Als mich Dylan abwartend ansieht, nicke ich und antworte: »Versprochen.«
»Gut.«
»Hast du viele Aufträge?«
»Ich kann mich nicht beklagen.«
»Das Sofa da sieht fantastisch aus.« Ich zeige auf die Couch in der linken Ecke.
»War eine Menge Stück Arbeit. Aber es hat sich gelohnt.«
»Ich würde es sofort kaufen, wenn es nicht schon jemandem gehören würde.«
»Es ist meins.«
»Wow.« Ich sehe ihn entsetzt an. Ich glaube, dass ich ihn so ansehe, denn er zieht die Augen zusammen.
»Was?«
»Ich dachte ... ich habe nur nicht erwartet, dass du einen solchen Geschmack hast.«
»Wieso nicht? Ich mag antike Möbel. Sie haben Charakter, nicht so wie das moderne Zeug, das man heute überall kaufen kann.«
»Da haben wir etwas gemeinsam.«
Sein Blick ist mit einem Mal stählern. Gerne würde ich wissen, was gerade in seinem Kopf vor sich geht. Doch er bleibt still.
»Wie bist du zu diesem Beruf gekommen?«, frage ich weiter.
»Per Zufall.«
Er bleibt wortkarg. Eigentlich so, wie ich ihn kenne. Aber er hat mir vor wenigen Minuten gezeigt, dass er auch recht gesprächig sein kann. Man muss nur die richtigen Fragen stellen.
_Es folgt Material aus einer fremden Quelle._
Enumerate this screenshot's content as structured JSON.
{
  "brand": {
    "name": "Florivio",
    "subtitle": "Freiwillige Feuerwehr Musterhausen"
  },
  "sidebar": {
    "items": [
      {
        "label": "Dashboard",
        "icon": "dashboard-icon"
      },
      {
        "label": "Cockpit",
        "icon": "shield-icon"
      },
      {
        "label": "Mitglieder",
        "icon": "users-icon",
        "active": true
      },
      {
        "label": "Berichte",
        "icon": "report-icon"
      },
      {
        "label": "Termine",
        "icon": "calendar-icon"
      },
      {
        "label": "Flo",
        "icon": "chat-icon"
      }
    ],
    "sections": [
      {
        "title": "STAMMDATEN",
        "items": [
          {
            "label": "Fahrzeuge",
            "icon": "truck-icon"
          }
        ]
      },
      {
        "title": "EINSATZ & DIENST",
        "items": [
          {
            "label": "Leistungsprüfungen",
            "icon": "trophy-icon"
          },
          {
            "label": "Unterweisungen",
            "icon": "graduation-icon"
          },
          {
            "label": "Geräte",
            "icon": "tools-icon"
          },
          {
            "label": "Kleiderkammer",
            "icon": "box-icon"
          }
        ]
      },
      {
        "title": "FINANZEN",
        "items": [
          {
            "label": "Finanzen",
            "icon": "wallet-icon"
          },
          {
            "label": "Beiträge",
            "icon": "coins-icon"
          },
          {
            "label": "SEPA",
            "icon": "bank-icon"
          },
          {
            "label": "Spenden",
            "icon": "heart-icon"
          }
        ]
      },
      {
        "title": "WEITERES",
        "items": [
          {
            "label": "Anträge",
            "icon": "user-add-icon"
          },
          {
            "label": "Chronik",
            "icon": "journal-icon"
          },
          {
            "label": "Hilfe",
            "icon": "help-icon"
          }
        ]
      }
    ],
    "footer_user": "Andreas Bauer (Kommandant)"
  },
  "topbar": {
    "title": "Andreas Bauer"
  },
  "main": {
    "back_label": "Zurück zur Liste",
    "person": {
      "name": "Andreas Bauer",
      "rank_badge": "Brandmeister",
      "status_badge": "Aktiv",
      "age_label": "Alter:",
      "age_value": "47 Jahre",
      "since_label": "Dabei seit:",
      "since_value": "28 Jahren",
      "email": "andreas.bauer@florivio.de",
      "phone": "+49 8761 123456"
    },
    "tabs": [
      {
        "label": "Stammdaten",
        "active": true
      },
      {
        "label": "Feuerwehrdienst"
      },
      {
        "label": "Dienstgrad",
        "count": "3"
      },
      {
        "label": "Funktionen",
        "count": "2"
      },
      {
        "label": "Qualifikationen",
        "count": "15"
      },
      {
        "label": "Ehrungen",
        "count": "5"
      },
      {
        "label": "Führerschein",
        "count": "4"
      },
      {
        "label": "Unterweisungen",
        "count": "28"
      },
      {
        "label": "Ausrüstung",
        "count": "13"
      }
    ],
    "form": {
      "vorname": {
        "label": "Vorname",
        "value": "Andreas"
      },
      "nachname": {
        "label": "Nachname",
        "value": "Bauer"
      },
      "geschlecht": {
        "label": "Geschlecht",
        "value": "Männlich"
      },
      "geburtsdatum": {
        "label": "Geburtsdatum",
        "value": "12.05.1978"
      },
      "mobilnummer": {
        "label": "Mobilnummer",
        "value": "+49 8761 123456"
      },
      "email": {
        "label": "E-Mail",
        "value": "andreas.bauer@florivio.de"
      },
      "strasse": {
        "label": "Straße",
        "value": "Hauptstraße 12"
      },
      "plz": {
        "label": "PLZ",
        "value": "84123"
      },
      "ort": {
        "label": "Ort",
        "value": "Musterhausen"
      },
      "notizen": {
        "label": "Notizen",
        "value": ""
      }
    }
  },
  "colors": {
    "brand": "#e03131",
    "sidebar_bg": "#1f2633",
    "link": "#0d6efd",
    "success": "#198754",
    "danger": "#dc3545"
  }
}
Bloß denke ich, dass es davon nicht sehr viele geben wird.
»Was meinst du, wann du fertig bist?« Ich atme sein Aftershave und den schwachen Geruch nach Zigarette ein. Unsere Finger berühren sich, als ich wie er übers Türblatt fahre.
Wie von einem Blitz getroffen, zieht er seine Hand zurück. »In zwei, drei Tagen, vielleicht.« Er geht auf die andere Seite der Werkbank. »Du solltest jetzt gehen.«
Das feine Kribbeln, das seine Berührung ausgelöst hat, verschwindet von jetzt auf gleich. Verwundert, über seinen plötzlichen eisigen Ton, hebe ich den Kopf und sehe zu ihm. Doch er hat sich weggedreht, so dass ich ihm nicht in die Augen sehen kann.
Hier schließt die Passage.